Historically, India has made good contributions in TB research [26] , including large vaccine trials, randomized trials of short-course therapies, and operational research to improve programme efficiency. Indian companies and agencies have developed novel TB diagnostics and are actively engaged in TB drug discovery. These R&D initiatives in India deserve greater funding support from agencies such as the Indian Council of Medical Research (ICMR), Department of Biotechnology (DBT), Council of Scientific and Industrial Research (CSIR), and Department of Science and Technology (DST).

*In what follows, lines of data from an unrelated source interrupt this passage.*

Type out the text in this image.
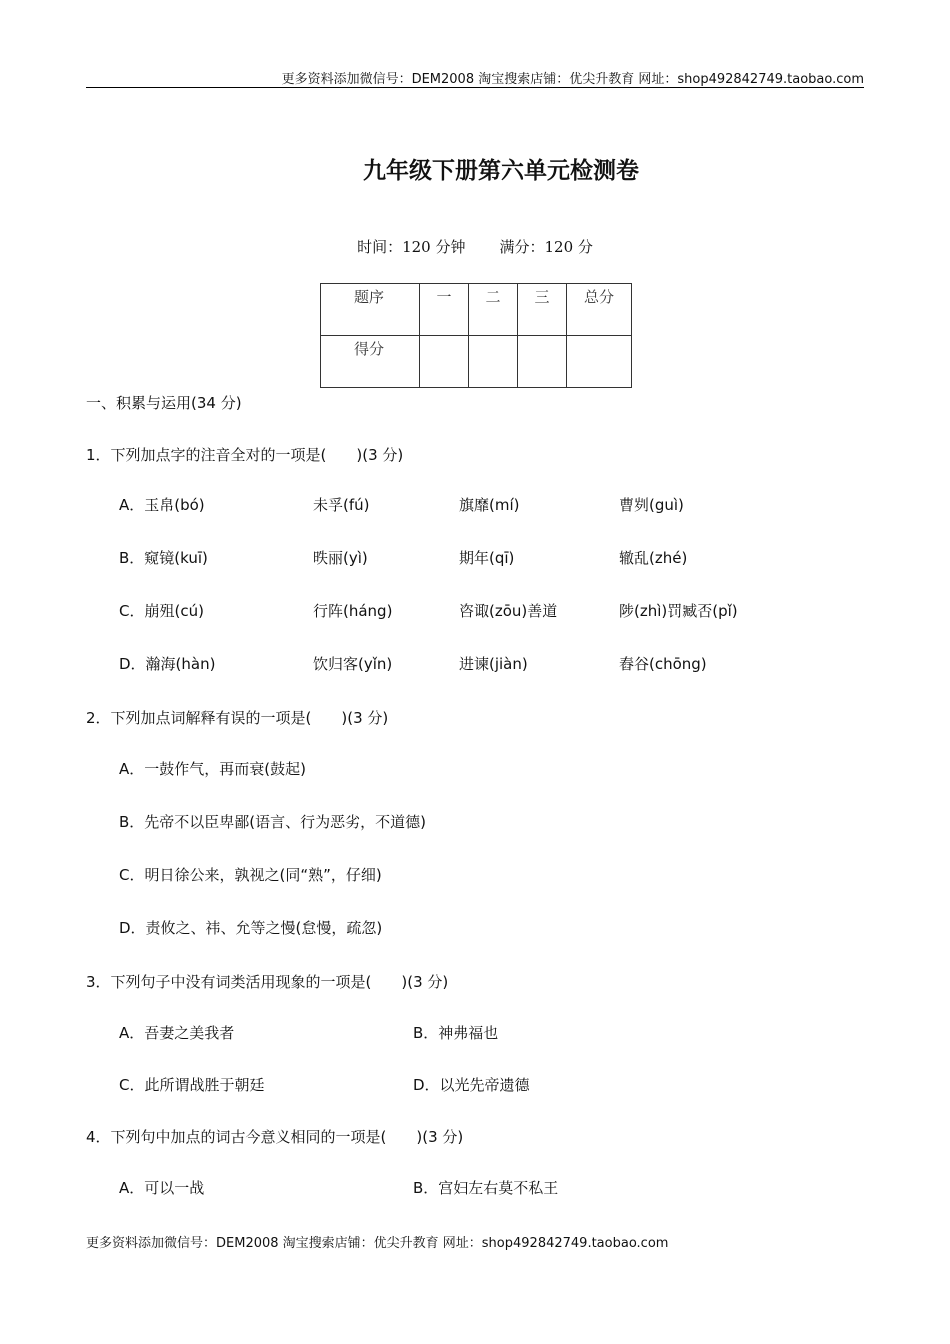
更多资料添加微信号：DEM2008 淘宝搜索店铺：优尖升教育 网址：shop492842749.taobao.com
九年级下册第六单元检测卷
时间：120 分钟 满分：120 分
题序	一	二	三	总分
得分				
一、积累与运用(34 分)
1．下列加点字的注音全对的一项是(　　)(3 分)
A．玉帛(bó)	未孚(fú)	旗靡(mí)	曹刿(guì)
B．窥镜(kuī)	昳丽(yì)	期年(qī)	辙乱(zhé)
C．崩殂(cú)	行阵(háng)	咨诹(zōu)善道	陟(zhì)罚臧否(pǐ)
D．瀚海(hàn)	饮归客(yǐn)	进谏(jiàn)	舂谷(chōng)
2．下列加点词解释有误的一项是(　　)(3 分)
A．一鼓作气，再而衰(鼓起)
B．先帝不以臣卑鄙(语言、行为恶劣，不道德)
C．明日徐公来，孰视之(同“熟”，仔细)
D．责攸之、祎、允等之慢(怠慢，疏忽)
3．下列句子中没有词类活用现象的一项是(　　)(3 分)
A．吾妻之美我者	B．神弗福也
C．此所谓战胜于朝廷	D．以光先帝遗德
4．下列句中加点的词古今意义相同的一项是(　　)(3 分)
A．可以一战	B．宫妇左右莫不私王
更多资料添加微信号：DEM2008 淘宝搜索店铺：优尖升教育 网址：shop492842749.taobao.com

While several new TB diagnostics (e.g. GeneXpert) and new drugs (e.g. bedaquiline and delamanid) have emerged in the recent past, their evaluation and adoption has been slow. A clear framework for evaluation and endorsement of new TB tools will be helpful, for product developers as well as implementers. Without a clear pathway for product validation and policy, the benefits of new TB technologies are unlikely to reach patients who need them the most. In this context, there is a great scope for national TB institutes (e.g. National Tuberculosis Institute, National Institute for Research in Tuberculosis, National Institute of Tuberculosis and Respiratory Diseases, and National Jalma0 Institute of Leprosy and other Mycobacterial Diseases) to play a key role as product evaluators who can conduct multicentric evaluation studies, and generate highquality evidence for policy making. These national TB institutes have a long and rich tradition of evaluating technologies (e.g. BCG) and strategies (e.g. daily versus intermittent drug regimens) in the past, and are well placed to take on this task.


   Conclusion Top


India has made tangible progress in TB control, but much more work is needed to reach the goal of ending the TB epidemic in the country. But with high level leadership, political commitment, active engagement of both public and private sectors, and active support from civil society, celebrities, and philanthropists, India could blaze the trail for other high burden TB countries to emulate, and demonstrate that it is indeed possible to end the TB epidemic.